Seyru Süluklarını Usulüddin Çerçevesinde Sürdürenler

Aslında seyr u sülûk-i rûhânîlerini "usûlüddin" çerçevesine bağlı sürdürenler, sübuhât-ı vech ziyasıyla her şeyi min vechin mahcûb görseler de, konumları icabı bir hayret, hatta heymân yaşayabirler; ama, sükûtlarıyla olsun temkinde kusur etmemeye gayret gösterir; farkına vardıklarında da iltibasa açık ifadelerini tashih eder ve başkalarının değişik vartalara düşmelerine meydan vermemeye çalışırlar.
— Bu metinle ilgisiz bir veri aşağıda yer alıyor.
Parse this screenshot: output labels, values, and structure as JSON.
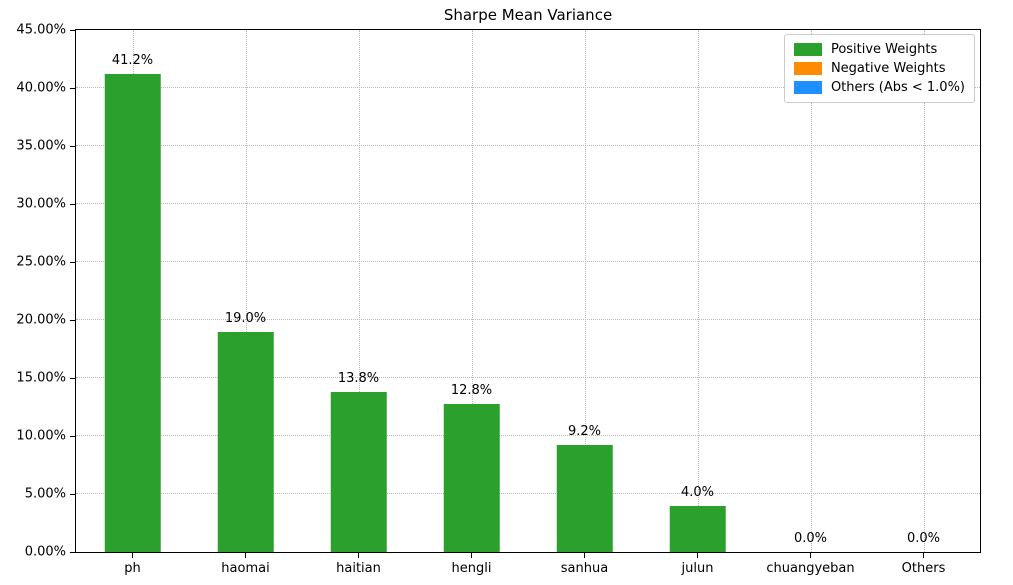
{
  "colors": {
    "positive": "#2ca02c",
    "negative": "#ff8c00",
    "others": "#1e90ff",
    "grid": "#b8b8b8",
    "axis": "#000000",
    "background": "#ffffff"
  },
  "legend": {
    "items": [
      {
        "label": "Positive Weights",
        "color": "#2ca02c",
        "swatch_name": "positive-weights-swatch"
      },
      {
        "label": "Negative Weights",
        "color": "#ff8c00",
        "swatch_name": "negative-weights-swatch"
      },
      {
        "label": "Others (Abs < 1.0%)",
        "color": "#1e90ff",
        "swatch_name": "others-swatch"
      }
    ]
  },
  "chart_data": {
    "type": "bar",
    "title": "Sharpe Mean Variance",
    "categories": [
      "ph",
      "haomai",
      "haitian",
      "hengli",
      "sanhua",
      "julun",
      "chuangyeban",
      "Others"
    ],
    "values": [
      41.2,
      19.0,
      13.8,
      12.8,
      9.2,
      4.0,
      0.0,
      0.0
    ],
    "bar_labels": [
      "41.2%",
      "19.0%",
      "13.8%",
      "12.8%",
      "9.2%",
      "4.0%",
      "0.0%",
      "0.0%"
    ],
    "bar_color": "#2ca02c",
    "xlabel": "",
    "ylabel": "",
    "ylim": [
      0,
      45
    ],
    "ytick_values": [
      0,
      5,
      10,
      15,
      20,
      25,
      30,
      35,
      40,
      45
    ],
    "ytick_labels": [
      "0.00%",
      "5.00%",
      "10.00%",
      "15.00%",
      "20.00%",
      "25.00%",
      "30.00%",
      "35.00%",
      "40.00%",
      "45.00%"
    ],
    "grid": true,
    "grid_style": "dotted",
    "legend_position": "upper right"
  }
}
Hazret-i Mevlânâ bir rubâîsinde:

- Bağda binlerce ayyüzlü güzel var; güller var, misk kokulu menekşeler var, dereler içinde coşkun coşkun akıp giden sular var. Bütün bunların hepsi zatında birer bahane; âlemde yalnız O, yalnız O var." iltibasa açık gibi görünen -aslında öyle olmadığı da söylenebilir- ifadelerini bir başka rubâîsinde, herhangi bir yanlış anlamaya meydan vermeyecek şekilde şöyle seslendirir:

- Ey insan sen öyle bir yaratıksın ki, varlığın da yokluğun da hep O'dur. Sevincin de gamın da sermayesi hep O'dur. Ama sende görecek göz yok ki, bakıp da O'nu, O'nun yaratma gücünü ve ortaya koyduğu eserleri göresin. Senin varlığında O'nun sanatı, O'nun kudreti müşahede edilmektedir." der, bütün iltibas ve sû-i tevil kapılarını kapar.